- Italian film poster
- Directed by: Romolo Guerrieri
- Screenplay by: Franco Fogagnolo Ernesto Gastaldi Luciano Martino Sauro Scavolini
- Story by: Franco Fogagnolo Ernesto Gastaldi Luciano Martino
- Produced by: Mino Loy Luciano Martino
- Starring: Gary Hudson Loredana Nusciak Claudio Camaso Fernando Sancho
- Cinematography: Federico Zanni
- Edited by: Sergio Montanari
- Music by: Nora Orlandi
- Production companies: Zenith Cinematografica Flora Film
- Distributed by: Variety Distribution
- Release date: 3 March 1967;
- Country: Italy
- Language: Italian

= Ten Thousand Dollars for a Massacre =

1967 film

10.000 dollari per un massacro (internationally released as $10.000 Blood Money and Guns of Violence) is a 1967 Italian spaghetti Western film directed by Romolo Guerrieri.

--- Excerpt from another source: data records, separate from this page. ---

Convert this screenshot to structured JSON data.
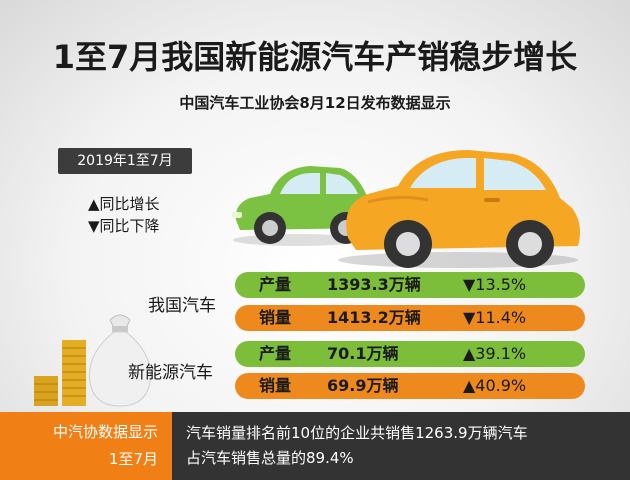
{
  "header": {
    "title": "1至7月我国新能源汽车产销稳步增长",
    "subtitle": "中国汽车工业协会8月12日发布数据显示"
  },
  "period_tag": "2019年1至7月",
  "legend": {
    "up": "▲同比增长",
    "down": "▼同比下降"
  },
  "groups": [
    {
      "label": "我国汽车",
      "rows": [
        {
          "metric": "产量",
          "value": "1393.3万辆",
          "change": "▼13.5%"
        },
        {
          "metric": "销量",
          "value": "1413.2万辆",
          "change": "▼11.4%"
        }
      ]
    },
    {
      "label": "新能源汽车",
      "rows": [
        {
          "metric": "产量",
          "value": "70.1万辆",
          "change": "▲39.1%"
        },
        {
          "metric": "销量",
          "value": "69.9万辆",
          "change": "▲40.9%"
        }
      ]
    }
  ],
  "footer": {
    "source_line1": "中汽协数据显示",
    "source_line2": "1至7月",
    "text_line1": "汽车销量排名前10位的企业共销售1263.9万辆汽车",
    "text_line2": "占汽车销售总量的89.4%"
  },
  "colors": {
    "green_bar": "#7cbd3a",
    "orange_bar": "#ee8a1d",
    "footer_orange": "#f07f16",
    "footer_dark": "#333333",
    "car_green": "#7cc242",
    "car_orange": "#f5a623"
  },
  "icons": [
    "green-car-icon",
    "orange-car-icon",
    "money-bag-icon",
    "coin-stack-icon"
  ]
}
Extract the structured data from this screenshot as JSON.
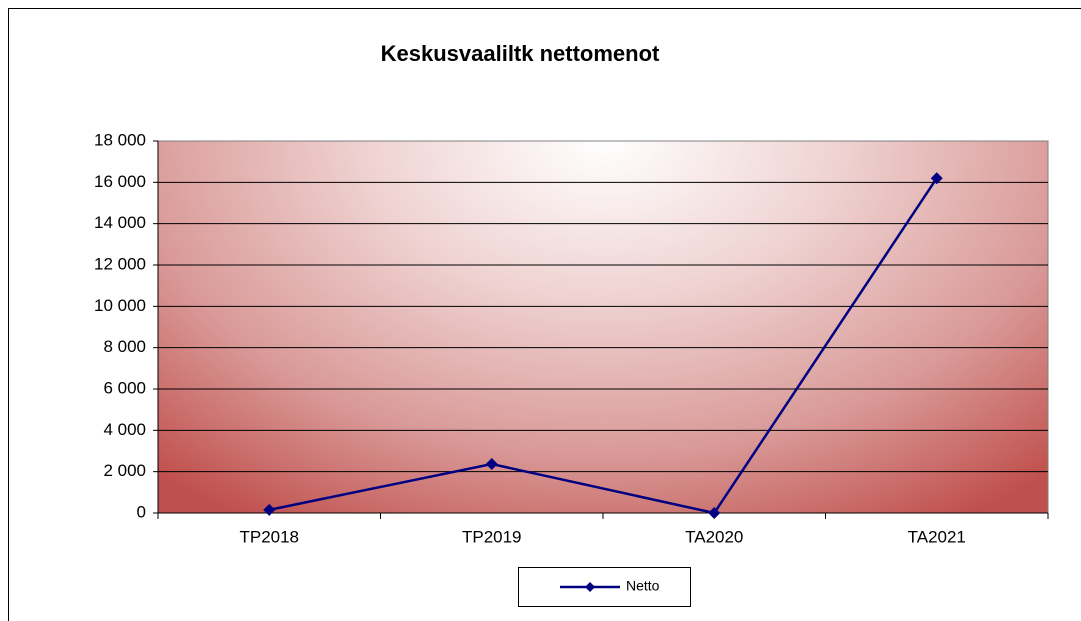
{
  "chart_data": {
    "type": "line",
    "title": "Keskusvaaliltk nettomenot",
    "categories": [
      "TP2018",
      "TP2019",
      "TA2020",
      "TA2021"
    ],
    "series": [
      {
        "name": "Netto",
        "color": "#000080",
        "values": [
          150,
          2370,
          0,
          16200
        ]
      }
    ],
    "ylim": [
      0,
      18000
    ],
    "yticks": [
      0,
      {
        "value": 2000,
        "label": "2 000"
      },
      {
        "value": 4000,
        "label": "4 000"
      },
      {
        "value": 6000,
        "label": "6 000"
      },
      {
        "value": 8000,
        "label": "8 000"
      },
      {
        "value": 10000,
        "label": "10 000"
      },
      {
        "value": 12000,
        "label": "12 000"
      },
      {
        "value": 14000,
        "label": "14 000"
      },
      {
        "value": 16000,
        "label": "16 000"
      },
      {
        "value": 18000,
        "label": "18 000"
      }
    ],
    "grid": true,
    "legend": "bottom"
  }
}
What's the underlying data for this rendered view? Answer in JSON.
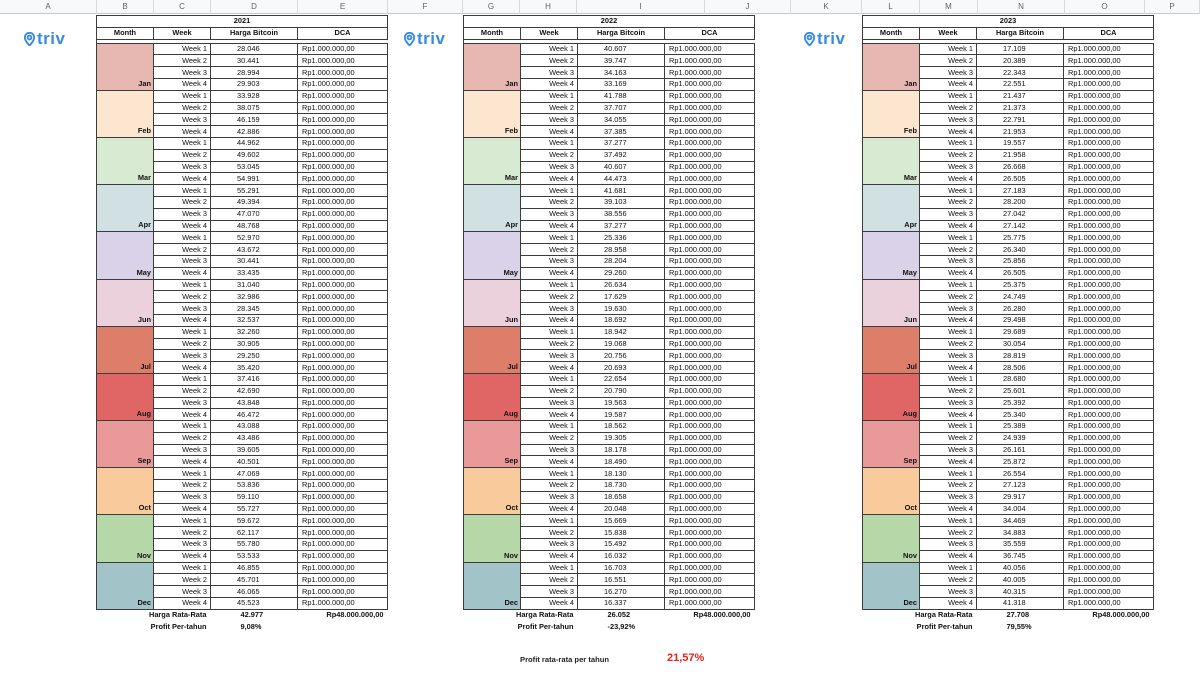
{
  "logo_text": "triv",
  "column_letters": [
    "A",
    "B",
    "C",
    "D",
    "E",
    "F",
    "G",
    "H",
    "I",
    "J",
    "K",
    "L",
    "M",
    "N",
    "O",
    "P"
  ],
  "headers": {
    "month": "Month",
    "week": "Week",
    "price": "Harga Bitcoin",
    "dca": "DCA"
  },
  "dca_amount": "Rp1.000.000,00",
  "summary_labels": {
    "avg": "Harga Rata-Rata",
    "profit": "Profit Per-tahun"
  },
  "month_colors": {
    "Jan": "#e6b8b1",
    "Feb": "#fde6cf",
    "Mar": "#d9ead3",
    "Apr": "#d0e0e3",
    "May": "#d9d2e9",
    "Jun": "#ead1dc",
    "Jul": "#dd7e6b",
    "Aug": "#e06666",
    "Sep": "#ea9999",
    "Oct": "#f9cb9c",
    "Nov": "#b6d7a8",
    "Dec": "#a2c4c9"
  },
  "tables": [
    {
      "year": "2021",
      "avg_price": "42.977",
      "total_dca": "Rp48.000.000,00",
      "profit": "9,08%",
      "months": [
        {
          "name": "Jan",
          "weeks": [
            {
              "w": "Week 1",
              "p": "28.046"
            },
            {
              "w": "Week 2",
              "p": "30.441"
            },
            {
              "w": "Week 3",
              "p": "28.994"
            },
            {
              "w": "Week 4",
              "p": "29.903"
            }
          ]
        },
        {
          "name": "Feb",
          "weeks": [
            {
              "w": "Week 1",
              "p": "33.928"
            },
            {
              "w": "Week 2",
              "p": "38.075"
            },
            {
              "w": "Week 3",
              "p": "46.159"
            },
            {
              "w": "Week 4",
              "p": "42.886"
            }
          ]
        },
        {
          "name": "Mar",
          "weeks": [
            {
              "w": "Week 1",
              "p": "44.962"
            },
            {
              "w": "Week 2",
              "p": "49.602"
            },
            {
              "w": "Week 3",
              "p": "53.045"
            },
            {
              "w": "Week 4",
              "p": "54.991"
            }
          ]
        },
        {
          "name": "Apr",
          "weeks": [
            {
              "w": "Week 1",
              "p": "55.291"
            },
            {
              "w": "Week 2",
              "p": "49.394"
            },
            {
              "w": "Week 3",
              "p": "47.070"
            },
            {
              "w": "Week 4",
              "p": "48.768"
            }
          ]
        },
        {
          "name": "May",
          "weeks": [
            {
              "w": "Week 1",
              "p": "52.970"
            },
            {
              "w": "Week 2",
              "p": "43.672"
            },
            {
              "w": "Week 3",
              "p": "30.441"
            },
            {
              "w": "Week 4",
              "p": "33.435"
            }
          ]
        },
        {
          "name": "Jun",
          "weeks": [
            {
              "w": "Week 1",
              "p": "31.040"
            },
            {
              "w": "Week 2",
              "p": "32.986"
            },
            {
              "w": "Week 3",
              "p": "28.345"
            },
            {
              "w": "Week 4",
              "p": "32.537"
            }
          ]
        },
        {
          "name": "Jul",
          "weeks": [
            {
              "w": "Week 1",
              "p": "32.260"
            },
            {
              "w": "Week 2",
              "p": "30.905"
            },
            {
              "w": "Week 3",
              "p": "29.250"
            },
            {
              "w": "Week 4",
              "p": "35.420"
            }
          ]
        },
        {
          "name": "Aug",
          "weeks": [
            {
              "w": "Week 1",
              "p": "37.416"
            },
            {
              "w": "Week 2",
              "p": "42.690"
            },
            {
              "w": "Week 3",
              "p": "43.848"
            },
            {
              "w": "Week 4",
              "p": "46.472"
            }
          ]
        },
        {
          "name": "Sep",
          "weeks": [
            {
              "w": "Week 1",
              "p": "43.088"
            },
            {
              "w": "Week 2",
              "p": "43.486"
            },
            {
              "w": "Week 3",
              "p": "39.605"
            },
            {
              "w": "Week 4",
              "p": "40.501"
            }
          ]
        },
        {
          "name": "Oct",
          "weeks": [
            {
              "w": "Week 1",
              "p": "47.069"
            },
            {
              "w": "Week 2",
              "p": "53.836"
            },
            {
              "w": "Week 3",
              "p": "59.110"
            },
            {
              "w": "Week 4",
              "p": "55.727"
            }
          ]
        },
        {
          "name": "Nov",
          "weeks": [
            {
              "w": "Week 1",
              "p": "59.672"
            },
            {
              "w": "Week 2",
              "p": "62.117"
            },
            {
              "w": "Week 3",
              "p": "55.780"
            },
            {
              "w": "Week 4",
              "p": "53.533"
            }
          ]
        },
        {
          "name": "Dec",
          "weeks": [
            {
              "w": "Week 1",
              "p": "46.855"
            },
            {
              "w": "Week 2",
              "p": "45.701"
            },
            {
              "w": "Week 3",
              "p": "46.065"
            },
            {
              "w": "Week 4",
              "p": "45.523"
            }
          ]
        }
      ]
    },
    {
      "year": "2022",
      "avg_price": "26.052",
      "total_dca": "Rp48.000.000,00",
      "profit": "-23,92%",
      "months": [
        {
          "name": "Jan",
          "weeks": [
            {
              "w": "Week 1",
              "p": "40.607"
            },
            {
              "w": "Week 2",
              "p": "39.747"
            },
            {
              "w": "Week 3",
              "p": "34.163"
            },
            {
              "w": "Week 4",
              "p": "33.169"
            }
          ]
        },
        {
          "name": "Feb",
          "weeks": [
            {
              "w": "Week 1",
              "p": "41.788"
            },
            {
              "w": "Week 2",
              "p": "37.707"
            },
            {
              "w": "Week 3",
              "p": "34.055"
            },
            {
              "w": "Week 4",
              "p": "37.385"
            }
          ]
        },
        {
          "name": "Mar",
          "weeks": [
            {
              "w": "Week 1",
              "p": "37.277"
            },
            {
              "w": "Week 2",
              "p": "37.492"
            },
            {
              "w": "Week 3",
              "p": "40.607"
            },
            {
              "w": "Week 4",
              "p": "44.473"
            }
          ]
        },
        {
          "name": "Apr",
          "weeks": [
            {
              "w": "Week 1",
              "p": "41.681"
            },
            {
              "w": "Week 2",
              "p": "39.103"
            },
            {
              "w": "Week 3",
              "p": "38.556"
            },
            {
              "w": "Week 4",
              "p": "37.277"
            }
          ]
        },
        {
          "name": "May",
          "weeks": [
            {
              "w": "Week 1",
              "p": "25.336"
            },
            {
              "w": "Week 2",
              "p": "28.958"
            },
            {
              "w": "Week 3",
              "p": "28.204"
            },
            {
              "w": "Week 4",
              "p": "29.260"
            }
          ]
        },
        {
          "name": "Jun",
          "weeks": [
            {
              "w": "Week 1",
              "p": "26.634"
            },
            {
              "w": "Week 2",
              "p": "17.629"
            },
            {
              "w": "Week 3",
              "p": "19.630"
            },
            {
              "w": "Week 4",
              "p": "18.692"
            }
          ]
        },
        {
          "name": "Jul",
          "weeks": [
            {
              "w": "Week 1",
              "p": "18.942"
            },
            {
              "w": "Week 2",
              "p": "19.068"
            },
            {
              "w": "Week 3",
              "p": "20.756"
            },
            {
              "w": "Week 4",
              "p": "20.693"
            }
          ]
        },
        {
          "name": "Aug",
          "weeks": [
            {
              "w": "Week 1",
              "p": "22.654"
            },
            {
              "w": "Week 2",
              "p": "20.790"
            },
            {
              "w": "Week 3",
              "p": "19.563"
            },
            {
              "w": "Week 4",
              "p": "19.587"
            }
          ]
        },
        {
          "name": "Sep",
          "weeks": [
            {
              "w": "Week 1",
              "p": "18.562"
            },
            {
              "w": "Week 2",
              "p": "19.305"
            },
            {
              "w": "Week 3",
              "p": "18.178"
            },
            {
              "w": "Week 4",
              "p": "18.490"
            }
          ]
        },
        {
          "name": "Oct",
          "weeks": [
            {
              "w": "Week 1",
              "p": "18.130"
            },
            {
              "w": "Week 2",
              "p": "18.730"
            },
            {
              "w": "Week 3",
              "p": "18.658"
            },
            {
              "w": "Week 4",
              "p": "20.048"
            }
          ]
        },
        {
          "name": "Nov",
          "weeks": [
            {
              "w": "Week 1",
              "p": "15.669"
            },
            {
              "w": "Week 2",
              "p": "15.838"
            },
            {
              "w": "Week 3",
              "p": "15.492"
            },
            {
              "w": "Week 4",
              "p": "16.032"
            }
          ]
        },
        {
          "name": "Dec",
          "weeks": [
            {
              "w": "Week 1",
              "p": "16.703"
            },
            {
              "w": "Week 2",
              "p": "16.551"
            },
            {
              "w": "Week 3",
              "p": "16.270"
            },
            {
              "w": "Week 4",
              "p": "16.337"
            }
          ]
        }
      ]
    },
    {
      "year": "2023",
      "avg_price": "27.708",
      "total_dca": "Rp48.000.000,00",
      "profit": "79,55%",
      "months": [
        {
          "name": "Jan",
          "weeks": [
            {
              "w": "Week 1",
              "p": "17.109"
            },
            {
              "w": "Week 2",
              "p": "20.389"
            },
            {
              "w": "Week 3",
              "p": "22.343"
            },
            {
              "w": "Week 4",
              "p": "22.551"
            }
          ]
        },
        {
          "name": "Feb",
          "weeks": [
            {
              "w": "Week 1",
              "p": "21.437"
            },
            {
              "w": "Week 2",
              "p": "21.373"
            },
            {
              "w": "Week 3",
              "p": "22.791"
            },
            {
              "w": "Week 4",
              "p": "21.953"
            }
          ]
        },
        {
          "name": "Mar",
          "weeks": [
            {
              "w": "Week 1",
              "p": "19.557"
            },
            {
              "w": "Week 2",
              "p": "21.958"
            },
            {
              "w": "Week 3",
              "p": "26.668"
            },
            {
              "w": "Week 4",
              "p": "26.505"
            }
          ]
        },
        {
          "name": "Apr",
          "weeks": [
            {
              "w": "Week 1",
              "p": "27.183"
            },
            {
              "w": "Week 2",
              "p": "28.200"
            },
            {
              "w": "Week 3",
              "p": "27.042"
            },
            {
              "w": "Week 4",
              "p": "27.142"
            }
          ]
        },
        {
          "name": "May",
          "weeks": [
            {
              "w": "Week 1",
              "p": "25.775"
            },
            {
              "w": "Week 2",
              "p": "26.340"
            },
            {
              "w": "Week 3",
              "p": "25.856"
            },
            {
              "w": "Week 4",
              "p": "26.505"
            }
          ]
        },
        {
          "name": "Jun",
          "weeks": [
            {
              "w": "Week 1",
              "p": "25.375"
            },
            {
              "w": "Week 2",
              "p": "24.749"
            },
            {
              "w": "Week 3",
              "p": "26.280"
            },
            {
              "w": "Week 4",
              "p": "29.498"
            }
          ]
        },
        {
          "name": "Jul",
          "weeks": [
            {
              "w": "Week 1",
              "p": "29.689"
            },
            {
              "w": "Week 2",
              "p": "30.054"
            },
            {
              "w": "Week 3",
              "p": "28.819"
            },
            {
              "w": "Week 4",
              "p": "28.506"
            }
          ]
        },
        {
          "name": "Aug",
          "weeks": [
            {
              "w": "Week 1",
              "p": "28.680"
            },
            {
              "w": "Week 2",
              "p": "25.601"
            },
            {
              "w": "Week 3",
              "p": "25.392"
            },
            {
              "w": "Week 4",
              "p": "25.340"
            }
          ]
        },
        {
          "name": "Sep",
          "weeks": [
            {
              "w": "Week 1",
              "p": "25.389"
            },
            {
              "w": "Week 2",
              "p": "24.939"
            },
            {
              "w": "Week 3",
              "p": "26.161"
            },
            {
              "w": "Week 4",
              "p": "25.872"
            }
          ]
        },
        {
          "name": "Oct",
          "weeks": [
            {
              "w": "Week 1",
              "p": "26.554"
            },
            {
              "w": "Week 2",
              "p": "27.123"
            },
            {
              "w": "Week 3",
              "p": "29.917"
            },
            {
              "w": "Week 4",
              "p": "34.004"
            }
          ]
        },
        {
          "name": "Nov",
          "weeks": [
            {
              "w": "Week 1",
              "p": "34.469"
            },
            {
              "w": "Week 2",
              "p": "34.883"
            },
            {
              "w": "Week 3",
              "p": "35.559"
            },
            {
              "w": "Week 4",
              "p": "36.745"
            }
          ]
        },
        {
          "name": "Dec",
          "weeks": [
            {
              "w": "Week 1",
              "p": "40.056"
            },
            {
              "w": "Week 2",
              "p": "40.005"
            },
            {
              "w": "Week 3",
              "p": "40.315"
            },
            {
              "w": "Week 4",
              "p": "41.318"
            }
          ]
        }
      ]
    }
  ],
  "overall": {
    "label": "Profit rata-rata per tahun",
    "value": "21,57%",
    "value_color": "#e0261d"
  }
}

The film was one of the unofficial sequels of Django, and had the working title 7 dollari su Django ("7 Dollars on Django").

It was shown as part of a retrospective on Spaghetti Western at the 64th Venice International Film Festival.

==Plot==
Local crime boss Manuel kidnaps Dolores, the daughter of rich rancher Mendoza. Her father hires Django to free her.